Osborn a décrit le moment où les membres de l’équipe ont vu pour la première fois les résultats de la diffusion des rayons X. “Nous avons failli tomber de notre chaise : “Nous avons failli tomber de nos chaises”, a-t-il déclaré. Nous avons vu dans les résultats de la diffusion des rayons X un phénomène qui n’aurait pas dû être présent : les tiges étaient ondulées – quelque chose que nous n’avions jamais vu auparavant. L’ondulation s’est avérée être un signe que ces feuilles n’étaient en fait pas des plans parfaits et bidimensionnels.”

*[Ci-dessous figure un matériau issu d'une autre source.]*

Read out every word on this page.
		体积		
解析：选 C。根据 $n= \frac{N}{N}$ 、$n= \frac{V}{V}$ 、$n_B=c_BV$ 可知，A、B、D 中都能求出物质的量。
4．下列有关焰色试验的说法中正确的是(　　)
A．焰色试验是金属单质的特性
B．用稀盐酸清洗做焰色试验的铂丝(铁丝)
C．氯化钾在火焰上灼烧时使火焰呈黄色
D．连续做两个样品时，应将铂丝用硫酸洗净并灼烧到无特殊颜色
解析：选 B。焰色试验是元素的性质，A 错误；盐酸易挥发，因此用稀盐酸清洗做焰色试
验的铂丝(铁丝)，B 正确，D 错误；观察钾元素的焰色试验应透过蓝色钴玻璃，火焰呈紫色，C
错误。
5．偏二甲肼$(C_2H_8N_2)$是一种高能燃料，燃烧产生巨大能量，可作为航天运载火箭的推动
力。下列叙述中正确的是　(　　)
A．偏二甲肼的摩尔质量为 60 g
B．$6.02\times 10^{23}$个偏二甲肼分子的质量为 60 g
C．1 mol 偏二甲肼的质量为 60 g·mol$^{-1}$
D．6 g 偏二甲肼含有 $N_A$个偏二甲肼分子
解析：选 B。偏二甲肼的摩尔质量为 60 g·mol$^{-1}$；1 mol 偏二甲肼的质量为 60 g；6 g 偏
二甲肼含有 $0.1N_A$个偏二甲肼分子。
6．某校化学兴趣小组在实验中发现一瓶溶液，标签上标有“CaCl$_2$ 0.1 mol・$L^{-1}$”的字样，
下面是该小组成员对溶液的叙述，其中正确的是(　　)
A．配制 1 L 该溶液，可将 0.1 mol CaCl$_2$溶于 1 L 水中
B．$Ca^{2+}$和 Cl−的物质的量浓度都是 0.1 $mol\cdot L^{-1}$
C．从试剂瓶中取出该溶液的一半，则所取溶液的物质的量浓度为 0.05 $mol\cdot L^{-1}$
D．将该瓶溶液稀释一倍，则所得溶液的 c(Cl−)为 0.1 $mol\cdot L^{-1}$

Pour mieux comprendre le mécanisme derrière cesL’équipe a utilisé une technique relativement nouvelle de diffusion des rayons X pour l’analyse des données, appelée analyse de la fonction de distribution des paires de différences 3D. Cette approche a permis à l’équipe de visualiser la structure directement à l’échelle atomique, montrant comment les atomes déforment les plans 2D dans le matériau lorsqu’ils se trouvent en dessous de la température MIT.

“Nous n’avons pas résolu le problème initial – la question du mécanisme MIT dans le dioxyde de vanadium”, admet Allred. Cependant, en sondant les explications possibles, ce travail devrait conduire à un modèle physique plus complet pour le MIT, et cette compréhension pourrait aider à réaliser le potentiel commercial de ce matériau dans les dispositifs sensibles à la température et les systèmes à haut rendement énergétique.

Référence : “Fragile 3D Order in V1-xMoxO2” par Matthew A. Davenport, Matthew J. Krogstad, Logan M. Whitt, Chaowei Hu, Tyra C. Douglas, Ni Ni, Stephan Rosenkranz, Raymond Osborn et Jared M. Allred, 21 juillet 2021, Physical Review Letters.
DOI: 10.1103/PhysRevLett.127.125501

Cette recherche a été soutenue par le DOE Office of Basic Energy Sciences.